急に立ち上がり、英文は声を荒げながら木蓮に詰め寄った。


「私は人殺しだ!なのになぜ私には氣が無いのだ!?木蓮、なぜだ!」

「殺したのは英文じゃない!確かに何も悪くはないとは言えないかもしれないけど……それでもそこまで自分を責める必要だってない!」


英文に対抗するように声を張り上げ、肺から空気という空気を絞り出して木蓮は叫んだ。

英文が抱える罪悪感はあまりに重く、叫ばずにはいられなかった。


「こんな男が……妻一人守れない、こんな情けない男が、どの面を下げて皇帝を名乗るんだ?とんだお笑い草だ!」


ハハハハと乾いた笑い声を響かせ、英文は千鳥足で長椅子に歩み寄り、横たわった。

そして歪んだ笑顔のまま涙を流し、糸が切れた人形のように唐突に眠りに落ちた。

普段は決して見せない英文が抱える闇を目の当たりにし、木蓮の頭は思考を停止していた。
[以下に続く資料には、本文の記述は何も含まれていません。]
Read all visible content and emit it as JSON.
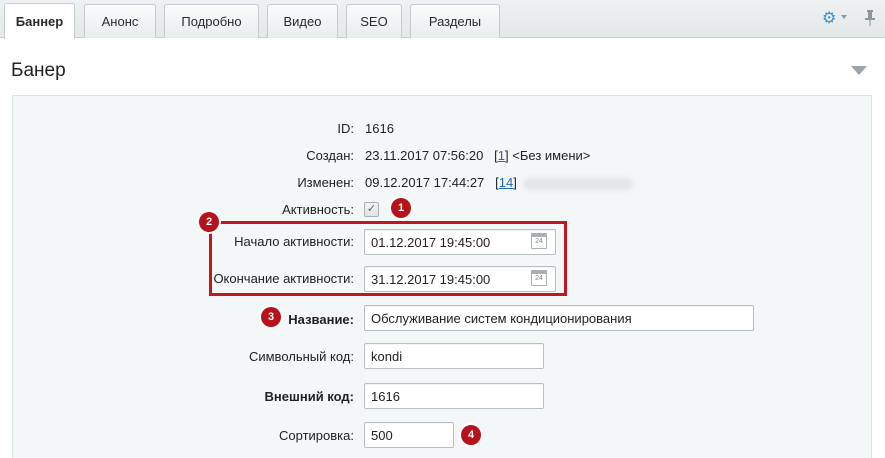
{
  "tabs": [
    {
      "label": "Баннер",
      "active": true
    },
    {
      "label": "Анонс"
    },
    {
      "label": "Подробно"
    },
    {
      "label": "Видео"
    },
    {
      "label": "SEO"
    },
    {
      "label": "Разделы"
    }
  ],
  "toolbar": {
    "settings_icon": "gear-icon",
    "pin_icon": "pin-icon"
  },
  "section": {
    "title": "Банер"
  },
  "form": {
    "id_label": "ID:",
    "id_value": "1616",
    "created_label": "Создан:",
    "created_value": "23.11.2017 07:56:20",
    "created_user_open": "[",
    "created_user_link": "1",
    "created_user_close": "] <Без имени>",
    "changed_label": "Изменен:",
    "changed_value": "09.12.2017 17:44:27",
    "changed_user_open": "[",
    "changed_user_link": "14",
    "changed_user_close": "]",
    "active_label": "Активность:",
    "active_checked": true,
    "active_from_label": "Начало активности:",
    "active_from_value": "01.12.2017 19:45:00",
    "active_to_label": "Окончание активности:",
    "active_to_value": "31.12.2017 19:45:00",
    "name_label": "Название:",
    "name_value": "Обслуживание систем кондиционирования",
    "code_label": "Символьный код:",
    "code_value": "kondi",
    "xml_id_label": "Внешний код:",
    "xml_id_value": "1616",
    "sort_label": "Сортировка:",
    "sort_value": "500"
  },
  "annotations": {
    "b1": "1",
    "b2": "2",
    "b3": "3",
    "b4": "4",
    "color": "#b5121b"
  }
}
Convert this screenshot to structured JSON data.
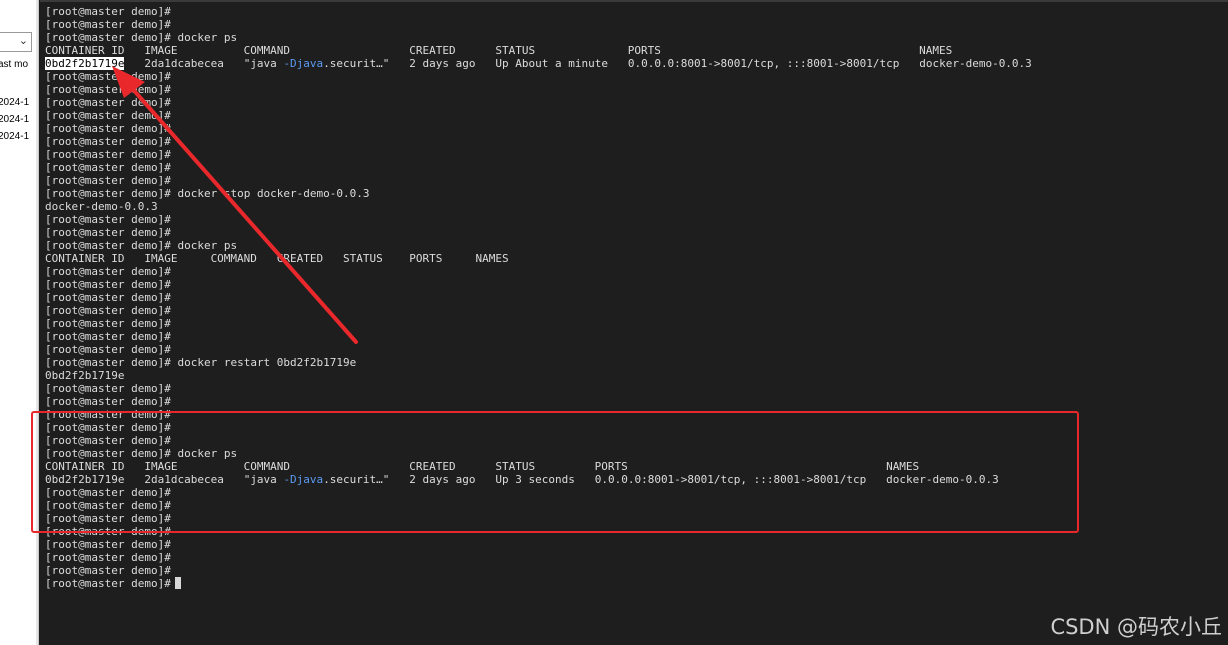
{
  "left_panel": {
    "label": "ast mo",
    "dates": [
      "2024-1",
      "2024-1",
      "2024-1"
    ]
  },
  "terminal": {
    "prompt": "[root@master demo]#",
    "lines": [
      {
        "type": "prompt",
        "cmd": ""
      },
      {
        "type": "prompt",
        "cmd": ""
      },
      {
        "type": "prompt",
        "cmd": "docker ps"
      },
      {
        "type": "text",
        "text": "CONTAINER ID   IMAGE          COMMAND                  CREATED      STATUS              PORTS                                       NAMES"
      },
      {
        "type": "row",
        "id": "0bd2f2b1719e",
        "highlight": true,
        "before": "   2da1dcabecea   \"java ",
        "opt": "-Djava",
        "after": ".securit…\"   2 days ago   Up About a minute   0.0.0.0:8001->8001/tcp, :::8001->8001/tcp   docker-demo-0.0.3"
      },
      {
        "type": "prompt",
        "cmd": ""
      },
      {
        "type": "prompt",
        "cmd": ""
      },
      {
        "type": "prompt",
        "cmd": ""
      },
      {
        "type": "prompt",
        "cmd": ""
      },
      {
        "type": "prompt",
        "cmd": ""
      },
      {
        "type": "prompt",
        "cmd": ""
      },
      {
        "type": "prompt",
        "cmd": ""
      },
      {
        "type": "prompt",
        "cmd": ""
      },
      {
        "type": "prompt",
        "cmd": ""
      },
      {
        "type": "prompt",
        "cmd": "docker stop docker-demo-0.0.3"
      },
      {
        "type": "text",
        "text": "docker-demo-0.0.3"
      },
      {
        "type": "prompt",
        "cmd": ""
      },
      {
        "type": "prompt",
        "cmd": ""
      },
      {
        "type": "prompt",
        "cmd": "docker ps"
      },
      {
        "type": "text",
        "text": "CONTAINER ID   IMAGE     COMMAND   CREATED   STATUS    PORTS     NAMES"
      },
      {
        "type": "prompt",
        "cmd": ""
      },
      {
        "type": "prompt",
        "cmd": ""
      },
      {
        "type": "prompt",
        "cmd": ""
      },
      {
        "type": "prompt",
        "cmd": ""
      },
      {
        "type": "prompt",
        "cmd": ""
      },
      {
        "type": "prompt",
        "cmd": ""
      },
      {
        "type": "prompt",
        "cmd": ""
      },
      {
        "type": "prompt",
        "cmd": "docker restart 0bd2f2b1719e"
      },
      {
        "type": "text",
        "text": "0bd2f2b1719e"
      },
      {
        "type": "prompt",
        "cmd": ""
      },
      {
        "type": "prompt",
        "cmd": ""
      },
      {
        "type": "prompt",
        "cmd": ""
      },
      {
        "type": "prompt",
        "cmd": ""
      },
      {
        "type": "prompt",
        "cmd": ""
      },
      {
        "type": "prompt",
        "cmd": "docker ps"
      },
      {
        "type": "text",
        "text": "CONTAINER ID   IMAGE          COMMAND                  CREATED      STATUS         PORTS                                       NAMES"
      },
      {
        "type": "row",
        "id": "0bd2f2b1719e",
        "highlight": false,
        "before": "   2da1dcabecea   \"java ",
        "opt": "-Djava",
        "after": ".securit…\"   2 days ago   Up 3 seconds   0.0.0.0:8001->8001/tcp, :::8001->8001/tcp   docker-demo-0.0.3"
      },
      {
        "type": "prompt",
        "cmd": ""
      },
      {
        "type": "prompt",
        "cmd": ""
      },
      {
        "type": "prompt",
        "cmd": ""
      },
      {
        "type": "prompt",
        "cmd": ""
      },
      {
        "type": "prompt",
        "cmd": ""
      },
      {
        "type": "prompt",
        "cmd": ""
      },
      {
        "type": "prompt",
        "cmd": ""
      },
      {
        "type": "prompt",
        "cmd": "",
        "cursor": true
      }
    ]
  },
  "colors": {
    "background": "#1e1e1e",
    "text": "#dcdcdc",
    "option_highlight": "#5b9bf0",
    "annotation_red": "#e8282b"
  },
  "watermark": "CSDN @码农小丘"
}
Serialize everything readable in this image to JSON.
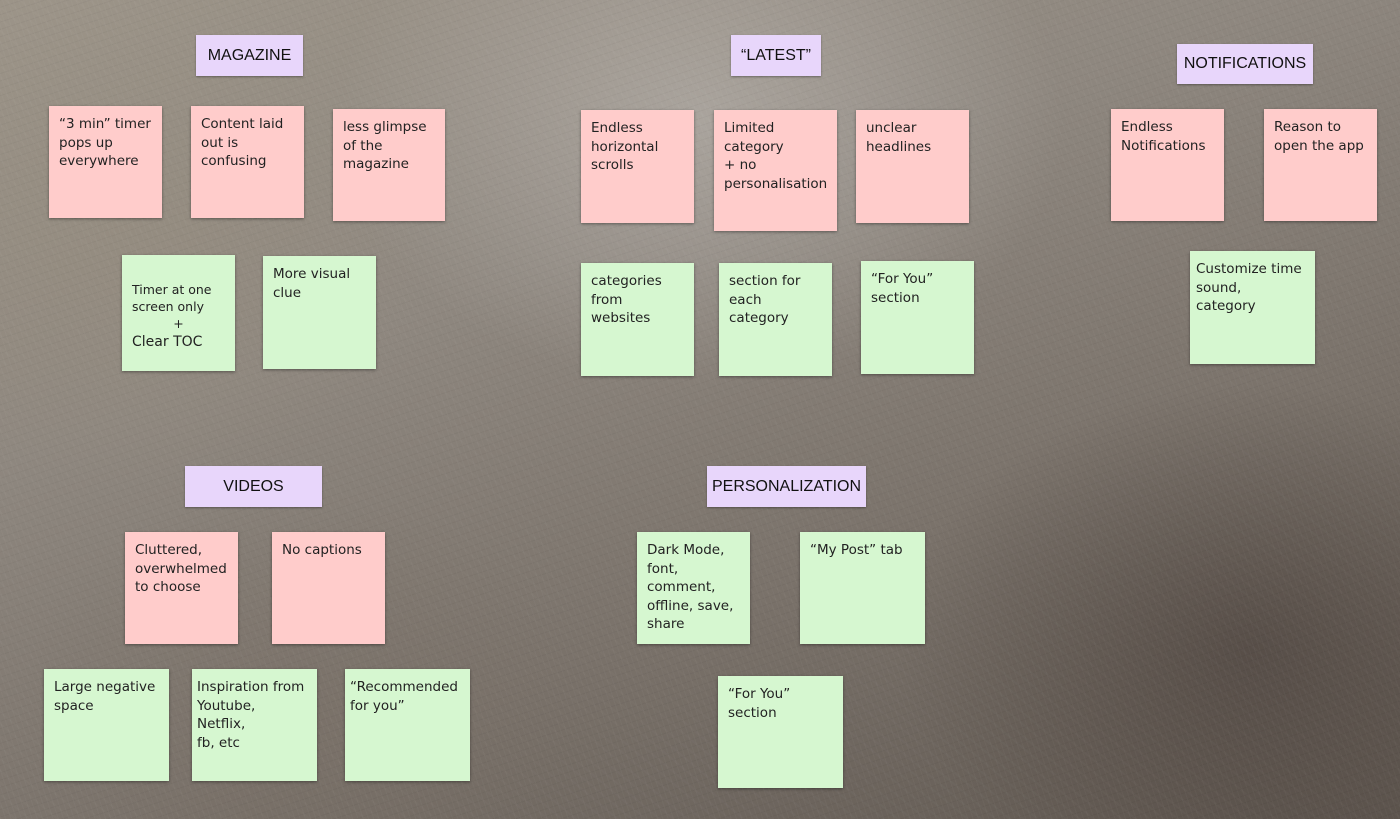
{
  "colors": {
    "header": "#e8d6fb",
    "pain_point_note": "#ffcccb",
    "solution_note": "#d6f7d0"
  },
  "sections": {
    "magazine": {
      "title": "MAGAZINE",
      "pain_points": [
        "“3 min” timer\npops up\neverywhere",
        "Content laid\nout is\nconfusing",
        "less glimpse\nof the\nmagazine"
      ],
      "solutions": [
        "Timer at one\nscreen only\n+\nClear TOC",
        "More visual\nclue"
      ]
    },
    "latest": {
      "title": "“LATEST”",
      "pain_points": [
        "Endless\nhorizontal\nscrolls",
        "Limited\ncategory\n+ no\npersonalisation",
        "unclear\nheadlines"
      ],
      "solutions": [
        "categories\nfrom\nwebsites",
        "section for\neach\ncategory",
        "“For You”\nsection"
      ]
    },
    "notifications": {
      "title": "NOTIFICATIONS",
      "pain_points": [
        "Endless\nNotifications",
        "Reason to\nopen the app"
      ],
      "solutions": [
        "Customize time\nsound, category"
      ]
    },
    "videos": {
      "title": "VIDEOS",
      "pain_points": [
        "Cluttered,\noverwhelmed\nto choose",
        "No captions"
      ],
      "solutions": [
        "Large negative\nspace",
        "Inspiration from\nYoutube, Netflix,\nfb, etc",
        "“Recommended\nfor you”"
      ]
    },
    "personalization": {
      "title": "PERSONALIZATION",
      "solutions": [
        "Dark Mode,\nfont,\ncomment,\noffline, save,\nshare",
        "“My Post” tab",
        "“For You”\nsection"
      ]
    }
  }
}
あとどれだけ懺悔をすれば、英文の魂は自由になれるのか。

妃嬪を増やしたくないのも、子作りを避けるのも、すべて聞いてしまった今は納得するしかない。


(……どうすれば、この人を助けられるんだろう?)


莞莞の時とはまた違う、熱い何かが胸に込み上げる。

仙女と呼ばれる立場でありながら、またしても木蓮は無力だった。